策劃是戰略性的、可操作性的系統方案的提出,是抽象化的概念加上具象化的大格局復合路徑中的提煉和選擇。在現實主義題材雜技劇的策劃中,應帶著強烈的時代感、具有感悟當下的直覺與判斷,全力助推雜技藝術進入一個具有文化內涵和審美價值的更高層面。策劃是非常重要的頂層設計,是確定站位高度的關鍵所在。
選材是根據不同的時代背景,充分運用邏輯思維,拓寬視界,抓住矛盾,尊重客觀實際判斷其品質良莠,不違拗歷史,把握好時代觀照,捕捉特性,學會量體裁衣。

《渡江偵察記》劇照
表意符號是一部劇的“形象代表”,使其作品具備“唯一性”品質,而讓觀眾感知該劇的事件核心。如雜技劇《戰上海》中的表意符號就是“鐵骨攻堅?繩梯”和尾聲“豐碑”,雜技劇《渡江偵察記》中就是“午夜征帆”和尾聲“勛章”,雜技劇《東方有竹》中就是“一簾幽夢”……這些能被稱為表意符號的,都是根據該劇故事主線設計演繹的原創節目,也是觀眾記憶深刻、抓拍劇照最多的節目。

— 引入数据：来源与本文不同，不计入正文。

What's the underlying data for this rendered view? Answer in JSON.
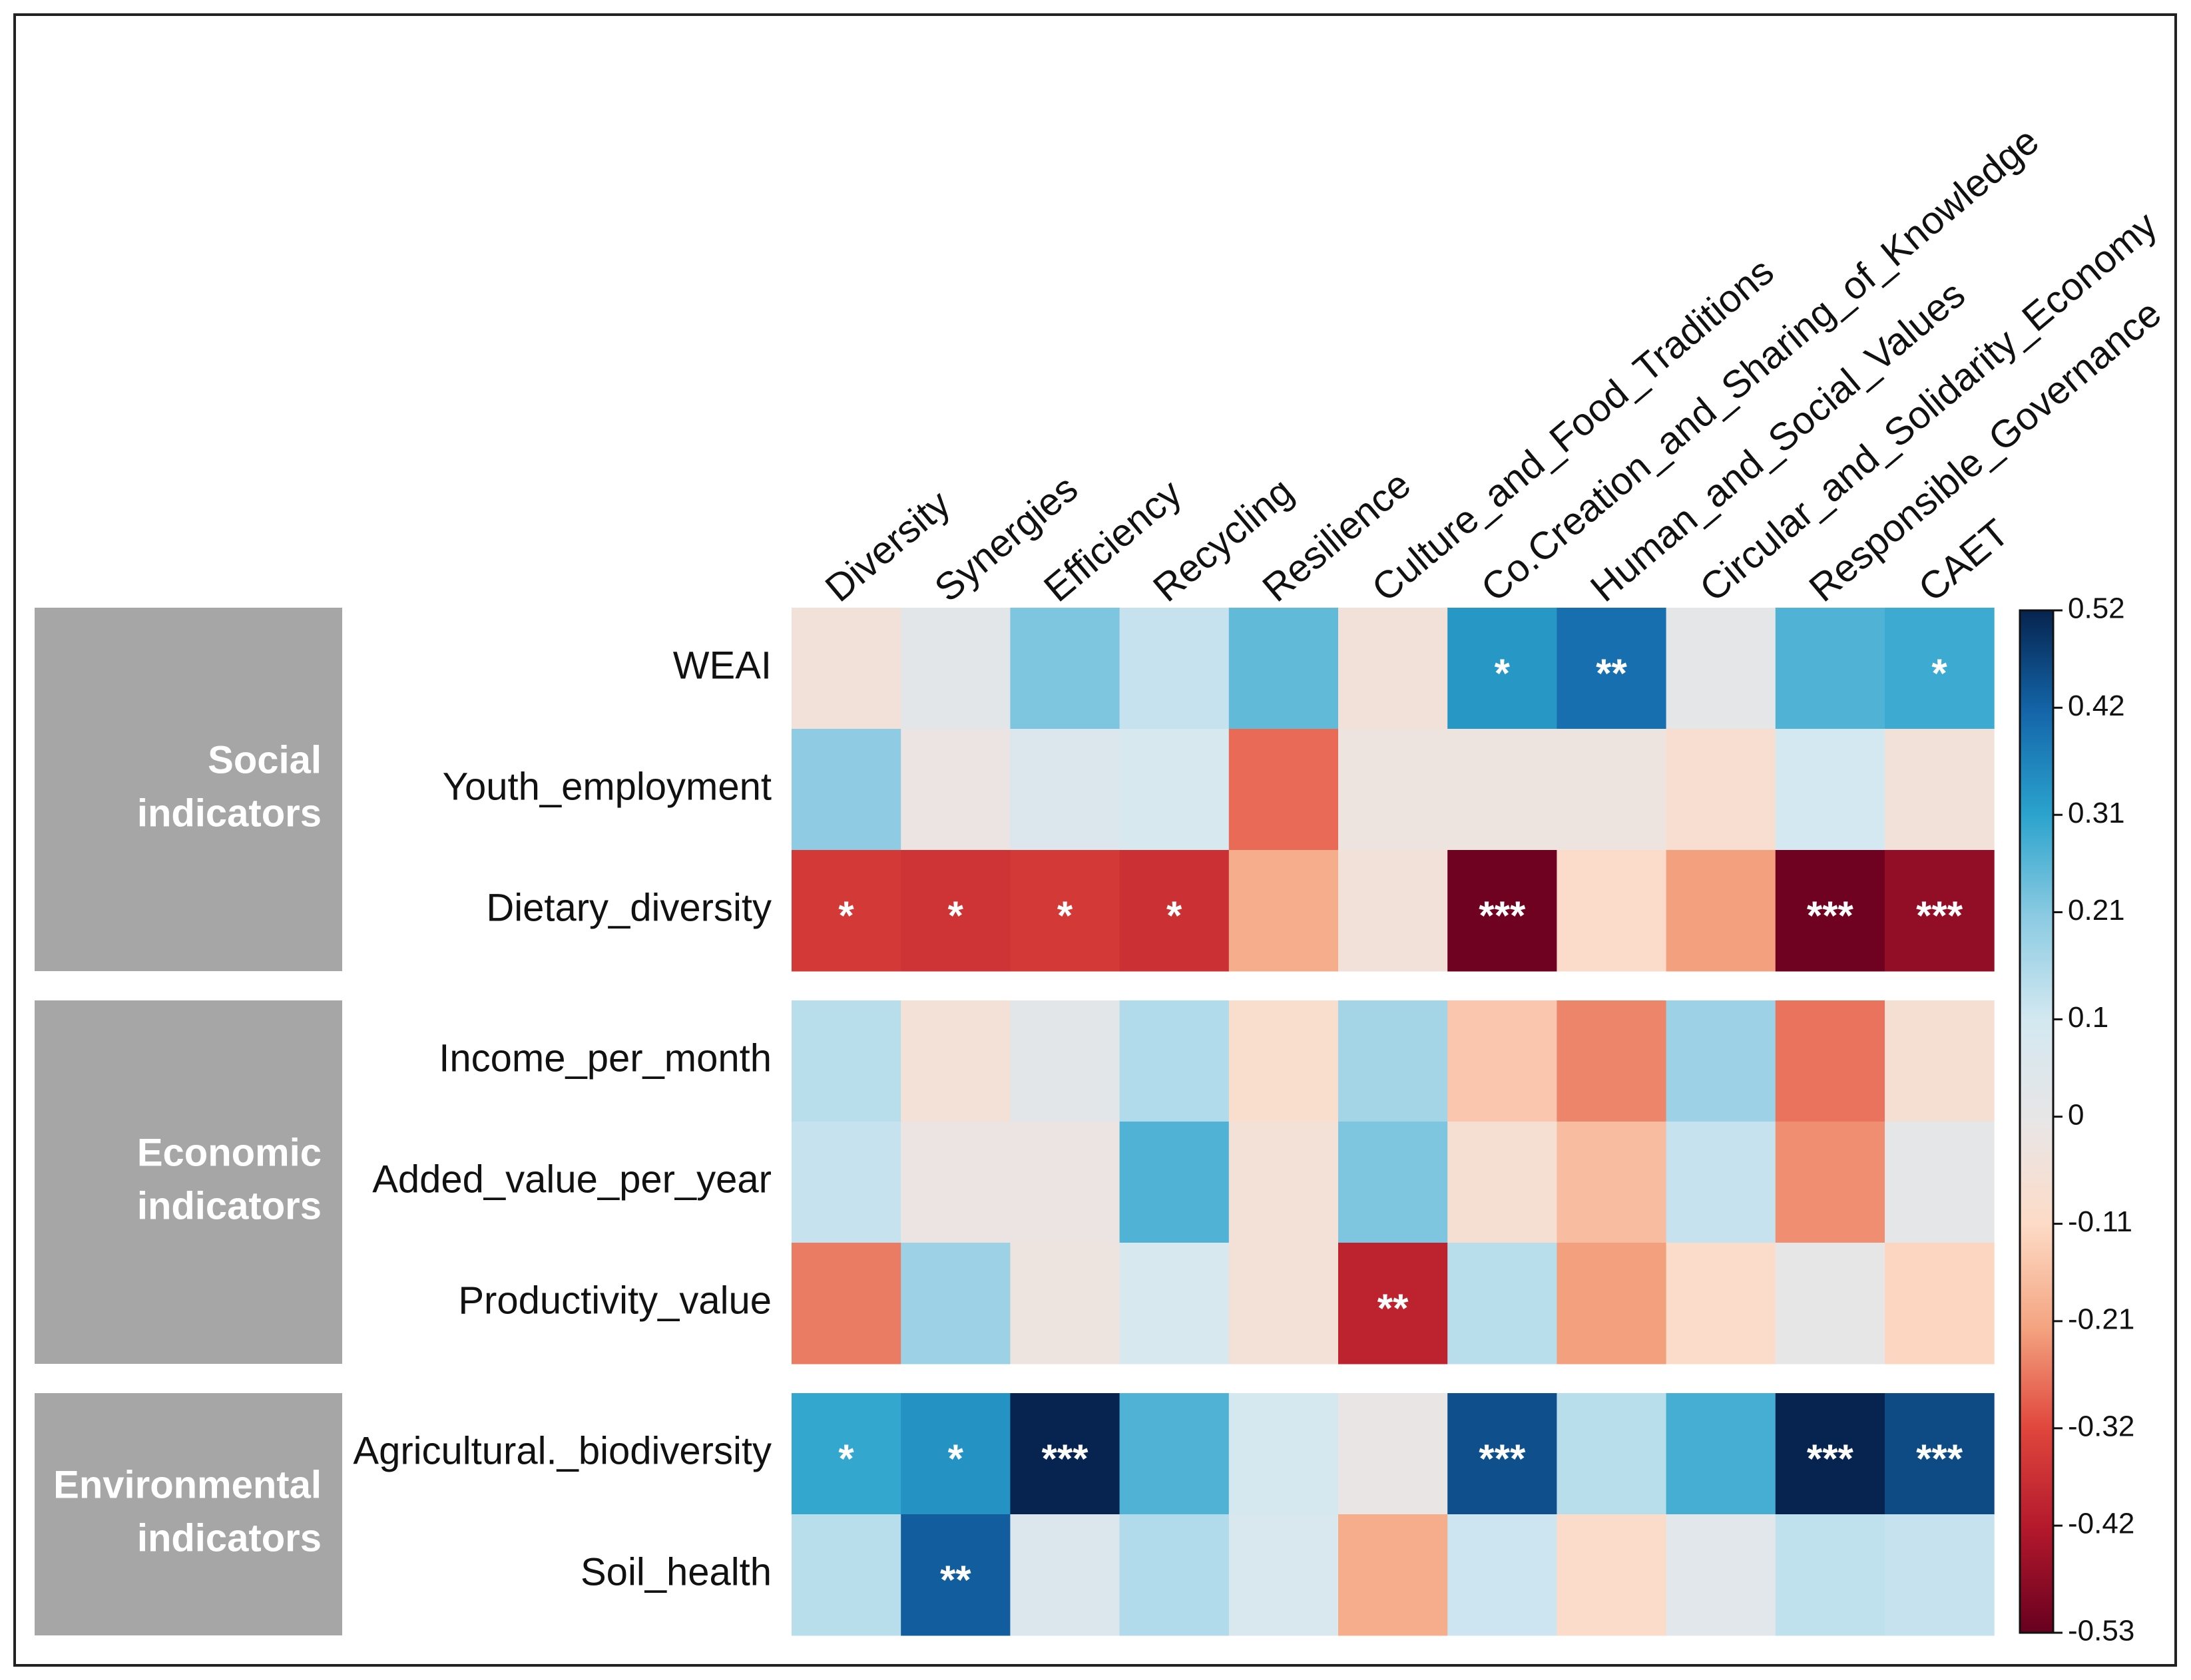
{
  "chart_data": {
    "type": "heatmap",
    "columns": [
      "Diversity",
      "Synergies",
      "Efficiency",
      "Recycling",
      "Resilience",
      "Culture_and_Food_Traditions",
      "Co.Creation_and_Sharing_of_Knowledge",
      "Human_and_Social_Values",
      "Circular_and_Solidarity_Economy",
      "Responsible_Governance",
      "CAET"
    ],
    "rows": [
      "WEAI",
      "Youth_employment",
      "Dietary_diversity",
      "Income_per_month",
      "Added_value_per_year",
      "Productivity_value",
      "Agricultural._biodiversity",
      "Soil_health"
    ],
    "row_groups": [
      {
        "label": [
          "Social",
          "indicators"
        ],
        "size": 3
      },
      {
        "label": [
          "Economic",
          "indicators"
        ],
        "size": 3
      },
      {
        "label": [
          "Environmental",
          "indicators"
        ],
        "size": 2
      }
    ],
    "values": [
      [
        -0.05,
        0.02,
        0.22,
        0.12,
        0.25,
        -0.05,
        0.33,
        0.4,
        0.01,
        0.27,
        0.29
      ],
      [
        0.2,
        -0.02,
        0.06,
        0.08,
        -0.28,
        -0.03,
        -0.03,
        -0.03,
        -0.08,
        0.1,
        -0.05
      ],
      [
        -0.35,
        -0.36,
        -0.35,
        -0.37,
        -0.2,
        -0.05,
        -0.52,
        -0.1,
        -0.22,
        -0.52,
        -0.47
      ],
      [
        0.14,
        -0.06,
        0.02,
        0.15,
        -0.09,
        0.17,
        -0.15,
        -0.25,
        0.18,
        -0.27,
        -0.07
      ],
      [
        0.12,
        -0.02,
        -0.02,
        0.27,
        -0.06,
        0.22,
        -0.07,
        -0.17,
        0.12,
        -0.24,
        0.01
      ],
      [
        -0.26,
        0.18,
        -0.03,
        0.08,
        -0.06,
        -0.4,
        0.14,
        -0.22,
        -0.1,
        0.0,
        -0.12
      ],
      [
        0.3,
        0.34,
        0.52,
        0.27,
        0.09,
        -0.01,
        0.45,
        0.14,
        0.28,
        0.52,
        0.46
      ],
      [
        0.14,
        0.43,
        0.06,
        0.15,
        0.07,
        -0.2,
        0.11,
        -0.1,
        0.03,
        0.13,
        0.12
      ]
    ],
    "annotations": [
      [
        null,
        null,
        null,
        null,
        null,
        null,
        "*",
        "**",
        null,
        null,
        "*"
      ],
      [
        null,
        null,
        null,
        null,
        null,
        null,
        null,
        null,
        null,
        null,
        null
      ],
      [
        "*",
        "*",
        "*",
        "*",
        null,
        null,
        "***",
        null,
        null,
        "***",
        "***"
      ],
      [
        null,
        null,
        null,
        null,
        null,
        null,
        null,
        null,
        null,
        null,
        null
      ],
      [
        null,
        null,
        null,
        null,
        null,
        null,
        null,
        null,
        null,
        null,
        null
      ],
      [
        null,
        null,
        null,
        null,
        null,
        "**",
        null,
        null,
        null,
        null,
        null
      ],
      [
        "*",
        "*",
        "***",
        null,
        null,
        null,
        "***",
        null,
        null,
        "***",
        "***"
      ],
      [
        null,
        "**",
        null,
        null,
        null,
        null,
        null,
        null,
        null,
        null,
        null
      ]
    ],
    "clim": [
      -0.53,
      0.52
    ],
    "cticks": [
      0.52,
      0.42,
      0.31,
      0.21,
      0.1,
      0,
      -0.11,
      -0.21,
      -0.32,
      -0.42,
      -0.53
    ],
    "colormap": [
      "#67001f",
      "#b2182b",
      "#e0463c",
      "#f4a582",
      "#fddbc7",
      "#e8e6e6",
      "#d3e8f1",
      "#8ccbe2",
      "#2ba3cd",
      "#1466aa",
      "#06244f"
    ]
  }
}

雜技劇的劇本創作有著獨到的范式,它既要有較好的文學素養,又要對雜技魔術等專業有較深入的了解,所涉獵的技術技巧、創新思考等,一并都能有設計思考地躍然于紙上,即劇本完全是建立在雜技專業的設計與故事內涵及走勢上的融會貫通。
雜技劇的劇本創作還要避免簡單或過度的文學渲染,目標應建立在其闡述有著良好的畫面感和非常可靠的實施性前提下,特別是要給雜技技巧的教學者提供操作性強的創新參照系。
優秀雜技劇創作應努力把“劇”的優勢擴大化。要成功實現這個目標,就必須把“劇的靈魂”貫穿始終,并在創作設計時要學會留空間,使觀眾能適當參與人物刻畫和劇情設計,有充分想象和自由發揮的空間,從而走進故事情境,產生共鳴。它不是像有些“秀”所呈現的那樣,只顧著自己在那里陶醉于“唯美”設計中。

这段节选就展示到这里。